It was the usual carnival by the time I got there. The flashing lights, the mess of ambulances, firetrucks, and us, the boys in blue. The yellow tape held out the public like the velvet rope at a nightclub. Or maybe not. Maybe it was holding us in. I ducked under it and walked toward the center of the activity.
I saw Detective Eaves crouched down over the body, smoke floating slowly upward into the damp night air from the cig in his mouth. There was something about the way his body was, the way he hung has head, that even from a distance he looked scared. No, more than that – hopeless.
He stood up as I reached him and my earlier observation was confirmed. I’d never seen Eaves this shaken. Not like this.
“Christ Ted, look at this shit. Look at it. When was the last time we saw something like this?” He gestured down toward the body.
There was little blood, except around the low “V” collar of t-shirt, and at the neck. The head was gone, the neck ending in jagged cuts. Zig-zags. Dirty work. Looked like the guy had decapitated the poor sap with a fucking straight razor.
“22 years ago,” I said, lighting a cigarette of my own. Back in my first week on homicide. What a week that had been.
“I don’t like it,” Eaves said. “I don’t mind telling you I’m spooked.”
“Yes, it is a little unnerving isn’t it?” I said coolly. “The nature of this crime isn’t what worries me.” A cyclist sped by down the boulevard, rubbernecking at the scene.
“What do you mean?”
“I mean as usual, Detective, you’re looking in the wrong place. I’m more worried that whoever – or whatever – took off the head of our young friend here was also capable of that.”

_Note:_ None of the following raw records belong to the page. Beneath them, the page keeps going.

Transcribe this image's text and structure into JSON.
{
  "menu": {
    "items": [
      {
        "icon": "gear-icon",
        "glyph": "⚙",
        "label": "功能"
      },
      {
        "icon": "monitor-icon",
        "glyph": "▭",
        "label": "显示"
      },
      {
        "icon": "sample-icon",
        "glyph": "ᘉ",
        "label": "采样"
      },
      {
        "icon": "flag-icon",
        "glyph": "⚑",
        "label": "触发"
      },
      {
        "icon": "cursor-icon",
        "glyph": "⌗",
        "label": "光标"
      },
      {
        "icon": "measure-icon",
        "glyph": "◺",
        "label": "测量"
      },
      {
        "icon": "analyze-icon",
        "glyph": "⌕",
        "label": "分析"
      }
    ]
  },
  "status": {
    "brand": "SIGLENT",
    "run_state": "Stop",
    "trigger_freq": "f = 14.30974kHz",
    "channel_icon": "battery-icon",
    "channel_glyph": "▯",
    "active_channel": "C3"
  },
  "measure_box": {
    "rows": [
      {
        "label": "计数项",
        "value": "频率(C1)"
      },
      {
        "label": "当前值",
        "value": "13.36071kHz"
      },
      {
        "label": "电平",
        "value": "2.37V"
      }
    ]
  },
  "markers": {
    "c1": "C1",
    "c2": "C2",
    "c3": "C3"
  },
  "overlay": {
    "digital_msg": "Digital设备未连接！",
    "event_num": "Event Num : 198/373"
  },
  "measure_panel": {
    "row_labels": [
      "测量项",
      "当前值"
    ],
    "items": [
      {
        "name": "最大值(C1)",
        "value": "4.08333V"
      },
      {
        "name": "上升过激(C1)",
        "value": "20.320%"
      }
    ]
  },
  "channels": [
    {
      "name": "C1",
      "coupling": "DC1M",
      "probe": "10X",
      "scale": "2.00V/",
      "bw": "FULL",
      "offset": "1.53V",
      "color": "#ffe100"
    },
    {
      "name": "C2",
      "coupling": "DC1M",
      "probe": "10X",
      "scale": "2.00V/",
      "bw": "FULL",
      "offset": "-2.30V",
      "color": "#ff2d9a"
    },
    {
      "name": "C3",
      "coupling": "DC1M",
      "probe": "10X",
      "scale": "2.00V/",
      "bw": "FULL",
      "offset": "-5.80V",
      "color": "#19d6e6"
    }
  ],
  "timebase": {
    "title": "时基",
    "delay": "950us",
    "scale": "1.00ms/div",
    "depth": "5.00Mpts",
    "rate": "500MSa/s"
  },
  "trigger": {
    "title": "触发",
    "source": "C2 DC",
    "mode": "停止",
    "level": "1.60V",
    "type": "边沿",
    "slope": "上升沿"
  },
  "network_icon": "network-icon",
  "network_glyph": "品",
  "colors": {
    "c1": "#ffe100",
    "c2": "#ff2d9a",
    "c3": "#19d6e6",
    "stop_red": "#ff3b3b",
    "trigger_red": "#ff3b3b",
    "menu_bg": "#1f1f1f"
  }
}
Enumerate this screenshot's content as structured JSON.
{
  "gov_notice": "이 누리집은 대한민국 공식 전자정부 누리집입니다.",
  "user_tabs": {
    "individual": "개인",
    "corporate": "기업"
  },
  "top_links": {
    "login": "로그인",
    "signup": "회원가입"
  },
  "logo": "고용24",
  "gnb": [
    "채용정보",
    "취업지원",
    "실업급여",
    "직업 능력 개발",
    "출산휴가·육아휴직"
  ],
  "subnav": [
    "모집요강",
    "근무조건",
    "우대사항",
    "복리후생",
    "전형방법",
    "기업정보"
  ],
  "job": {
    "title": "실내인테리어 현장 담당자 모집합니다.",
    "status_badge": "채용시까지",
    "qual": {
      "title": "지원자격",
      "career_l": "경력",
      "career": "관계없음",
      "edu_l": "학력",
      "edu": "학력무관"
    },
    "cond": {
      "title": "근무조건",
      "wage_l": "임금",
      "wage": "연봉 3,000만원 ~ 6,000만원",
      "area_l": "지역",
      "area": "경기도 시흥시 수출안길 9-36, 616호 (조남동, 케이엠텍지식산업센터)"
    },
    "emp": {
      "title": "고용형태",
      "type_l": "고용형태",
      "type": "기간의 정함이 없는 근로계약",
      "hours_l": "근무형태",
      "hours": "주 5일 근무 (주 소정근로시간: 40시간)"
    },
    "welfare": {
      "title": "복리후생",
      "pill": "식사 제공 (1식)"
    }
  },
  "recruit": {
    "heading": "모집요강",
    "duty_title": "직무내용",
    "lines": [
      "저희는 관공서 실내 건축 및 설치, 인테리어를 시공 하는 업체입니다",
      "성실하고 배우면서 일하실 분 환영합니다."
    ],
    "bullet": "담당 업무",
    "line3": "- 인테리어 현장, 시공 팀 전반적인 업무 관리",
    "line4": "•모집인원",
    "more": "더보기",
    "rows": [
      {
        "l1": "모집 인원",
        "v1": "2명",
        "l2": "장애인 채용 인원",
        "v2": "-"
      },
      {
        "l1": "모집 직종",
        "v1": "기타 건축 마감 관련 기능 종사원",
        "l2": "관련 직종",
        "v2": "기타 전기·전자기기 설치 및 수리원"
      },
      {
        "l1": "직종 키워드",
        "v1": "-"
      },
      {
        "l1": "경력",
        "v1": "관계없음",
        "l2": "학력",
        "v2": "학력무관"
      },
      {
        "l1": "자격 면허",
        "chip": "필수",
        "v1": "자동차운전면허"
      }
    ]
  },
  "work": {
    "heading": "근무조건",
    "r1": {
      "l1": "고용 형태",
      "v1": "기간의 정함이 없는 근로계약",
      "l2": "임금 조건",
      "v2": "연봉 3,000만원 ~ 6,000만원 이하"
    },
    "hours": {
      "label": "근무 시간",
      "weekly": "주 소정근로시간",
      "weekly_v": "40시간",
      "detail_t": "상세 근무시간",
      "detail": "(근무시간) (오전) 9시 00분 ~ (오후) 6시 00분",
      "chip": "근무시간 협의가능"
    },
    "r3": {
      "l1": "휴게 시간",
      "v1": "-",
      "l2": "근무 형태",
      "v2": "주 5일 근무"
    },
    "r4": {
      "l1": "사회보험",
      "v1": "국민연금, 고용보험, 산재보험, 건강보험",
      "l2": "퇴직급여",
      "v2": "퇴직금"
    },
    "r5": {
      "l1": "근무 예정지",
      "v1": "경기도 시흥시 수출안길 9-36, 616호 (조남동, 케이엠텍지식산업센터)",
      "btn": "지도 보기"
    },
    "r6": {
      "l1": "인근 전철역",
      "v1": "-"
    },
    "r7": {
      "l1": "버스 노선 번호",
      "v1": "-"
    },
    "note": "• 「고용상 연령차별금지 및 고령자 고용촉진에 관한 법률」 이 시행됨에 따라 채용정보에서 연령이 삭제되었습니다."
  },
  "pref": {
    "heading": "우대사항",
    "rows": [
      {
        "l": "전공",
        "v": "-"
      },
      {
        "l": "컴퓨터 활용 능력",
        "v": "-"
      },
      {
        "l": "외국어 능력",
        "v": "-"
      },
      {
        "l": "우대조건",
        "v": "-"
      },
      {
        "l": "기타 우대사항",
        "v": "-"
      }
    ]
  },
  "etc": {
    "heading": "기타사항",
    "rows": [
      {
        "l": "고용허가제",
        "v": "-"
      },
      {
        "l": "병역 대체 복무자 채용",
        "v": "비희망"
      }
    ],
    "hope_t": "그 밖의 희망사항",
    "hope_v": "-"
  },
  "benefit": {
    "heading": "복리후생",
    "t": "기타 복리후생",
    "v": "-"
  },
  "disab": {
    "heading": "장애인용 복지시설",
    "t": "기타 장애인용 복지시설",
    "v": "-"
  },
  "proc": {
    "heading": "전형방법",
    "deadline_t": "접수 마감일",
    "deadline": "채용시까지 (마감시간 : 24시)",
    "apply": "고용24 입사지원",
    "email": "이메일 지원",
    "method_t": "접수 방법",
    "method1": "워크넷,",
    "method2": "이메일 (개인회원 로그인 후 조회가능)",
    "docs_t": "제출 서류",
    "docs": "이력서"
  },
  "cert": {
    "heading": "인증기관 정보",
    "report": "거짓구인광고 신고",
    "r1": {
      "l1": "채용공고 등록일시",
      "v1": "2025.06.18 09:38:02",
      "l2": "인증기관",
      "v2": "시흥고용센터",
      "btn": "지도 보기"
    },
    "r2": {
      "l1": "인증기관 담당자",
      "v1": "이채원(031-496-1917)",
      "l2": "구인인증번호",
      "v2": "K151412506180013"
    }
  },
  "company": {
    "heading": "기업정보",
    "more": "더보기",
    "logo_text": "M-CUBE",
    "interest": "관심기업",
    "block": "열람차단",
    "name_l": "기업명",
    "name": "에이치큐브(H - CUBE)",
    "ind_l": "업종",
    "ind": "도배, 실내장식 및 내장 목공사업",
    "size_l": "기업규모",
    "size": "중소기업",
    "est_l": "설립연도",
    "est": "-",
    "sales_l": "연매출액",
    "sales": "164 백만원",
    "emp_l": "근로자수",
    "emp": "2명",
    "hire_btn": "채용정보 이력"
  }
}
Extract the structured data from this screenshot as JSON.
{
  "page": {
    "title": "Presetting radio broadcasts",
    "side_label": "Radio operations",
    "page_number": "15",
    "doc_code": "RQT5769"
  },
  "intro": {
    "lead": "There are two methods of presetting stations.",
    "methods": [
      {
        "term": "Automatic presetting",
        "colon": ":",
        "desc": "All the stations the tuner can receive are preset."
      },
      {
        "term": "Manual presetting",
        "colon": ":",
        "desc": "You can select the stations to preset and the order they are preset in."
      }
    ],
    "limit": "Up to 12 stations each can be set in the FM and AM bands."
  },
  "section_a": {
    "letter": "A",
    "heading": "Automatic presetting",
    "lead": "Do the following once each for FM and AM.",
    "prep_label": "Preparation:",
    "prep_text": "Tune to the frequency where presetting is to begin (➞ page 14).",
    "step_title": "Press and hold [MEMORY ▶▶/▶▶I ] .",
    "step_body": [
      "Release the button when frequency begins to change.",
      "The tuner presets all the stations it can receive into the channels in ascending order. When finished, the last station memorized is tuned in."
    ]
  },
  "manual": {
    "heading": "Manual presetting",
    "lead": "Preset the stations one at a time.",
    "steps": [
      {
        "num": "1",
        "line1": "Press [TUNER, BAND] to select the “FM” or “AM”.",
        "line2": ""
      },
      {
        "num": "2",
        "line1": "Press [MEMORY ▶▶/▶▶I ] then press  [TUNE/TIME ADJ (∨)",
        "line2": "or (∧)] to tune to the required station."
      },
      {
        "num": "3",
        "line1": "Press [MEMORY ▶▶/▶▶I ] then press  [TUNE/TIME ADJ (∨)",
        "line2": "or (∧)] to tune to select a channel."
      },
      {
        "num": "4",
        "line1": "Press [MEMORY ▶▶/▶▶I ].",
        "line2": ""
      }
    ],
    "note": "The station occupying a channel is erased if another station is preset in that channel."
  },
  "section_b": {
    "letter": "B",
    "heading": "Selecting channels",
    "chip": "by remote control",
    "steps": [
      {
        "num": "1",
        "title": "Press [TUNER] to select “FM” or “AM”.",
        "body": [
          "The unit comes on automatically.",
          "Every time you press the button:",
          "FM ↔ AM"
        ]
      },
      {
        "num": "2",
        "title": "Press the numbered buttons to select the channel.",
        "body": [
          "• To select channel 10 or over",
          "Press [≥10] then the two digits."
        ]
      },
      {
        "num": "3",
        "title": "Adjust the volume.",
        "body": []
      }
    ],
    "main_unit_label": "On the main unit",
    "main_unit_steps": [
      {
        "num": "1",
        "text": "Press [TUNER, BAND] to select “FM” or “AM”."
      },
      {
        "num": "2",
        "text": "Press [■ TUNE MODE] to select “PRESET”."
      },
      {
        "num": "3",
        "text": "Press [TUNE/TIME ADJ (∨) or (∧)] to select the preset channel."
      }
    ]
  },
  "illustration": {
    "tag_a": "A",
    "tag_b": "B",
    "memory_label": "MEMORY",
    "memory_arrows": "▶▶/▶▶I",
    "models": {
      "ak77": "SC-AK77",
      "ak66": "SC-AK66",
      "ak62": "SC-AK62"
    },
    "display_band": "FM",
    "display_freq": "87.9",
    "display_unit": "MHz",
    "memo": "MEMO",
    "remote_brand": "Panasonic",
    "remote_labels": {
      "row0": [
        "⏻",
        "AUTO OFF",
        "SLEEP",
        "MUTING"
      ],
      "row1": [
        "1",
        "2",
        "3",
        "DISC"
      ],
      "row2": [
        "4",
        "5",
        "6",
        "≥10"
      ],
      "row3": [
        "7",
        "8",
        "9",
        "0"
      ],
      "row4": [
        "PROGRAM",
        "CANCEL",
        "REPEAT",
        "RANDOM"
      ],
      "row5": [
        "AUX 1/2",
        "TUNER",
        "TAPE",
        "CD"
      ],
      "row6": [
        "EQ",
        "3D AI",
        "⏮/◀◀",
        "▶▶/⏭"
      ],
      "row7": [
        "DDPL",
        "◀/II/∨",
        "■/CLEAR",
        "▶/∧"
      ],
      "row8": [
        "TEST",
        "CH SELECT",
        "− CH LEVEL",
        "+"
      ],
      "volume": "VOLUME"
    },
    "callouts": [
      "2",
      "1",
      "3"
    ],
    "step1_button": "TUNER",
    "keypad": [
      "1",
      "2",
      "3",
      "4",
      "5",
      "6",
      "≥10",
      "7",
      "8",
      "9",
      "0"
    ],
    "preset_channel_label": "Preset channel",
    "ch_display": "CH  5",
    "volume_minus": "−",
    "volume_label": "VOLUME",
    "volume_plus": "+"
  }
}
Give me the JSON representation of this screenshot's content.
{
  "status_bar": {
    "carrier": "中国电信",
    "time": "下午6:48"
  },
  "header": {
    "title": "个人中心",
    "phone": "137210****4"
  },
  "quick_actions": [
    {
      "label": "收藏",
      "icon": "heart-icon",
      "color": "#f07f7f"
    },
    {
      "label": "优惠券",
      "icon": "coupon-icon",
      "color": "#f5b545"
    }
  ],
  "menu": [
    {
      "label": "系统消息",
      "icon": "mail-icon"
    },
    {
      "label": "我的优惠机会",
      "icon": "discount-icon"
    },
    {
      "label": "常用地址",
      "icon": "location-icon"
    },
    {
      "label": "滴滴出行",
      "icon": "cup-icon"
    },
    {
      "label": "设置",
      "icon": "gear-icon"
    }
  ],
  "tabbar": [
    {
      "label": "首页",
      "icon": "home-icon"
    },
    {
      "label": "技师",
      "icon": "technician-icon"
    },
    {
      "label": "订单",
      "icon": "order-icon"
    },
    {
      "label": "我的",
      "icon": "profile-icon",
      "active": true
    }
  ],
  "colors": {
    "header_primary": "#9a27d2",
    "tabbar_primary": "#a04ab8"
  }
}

I pointed, up and over the rows of emergency vehicles, toward the top of the closest streetlight pole, those unnaturally tall, unnaturally straight steel pillars that the city had made whatever artist so many years ago, and dotted the Ocean Boulevard at regular intervals. At the top of the pole, staked on the point like it was on display on the ramparts of a medieval castle, was the head of the body.
“He’s bragging,” I said, staring up through the fog. “This is a warning. There’s going to be more.”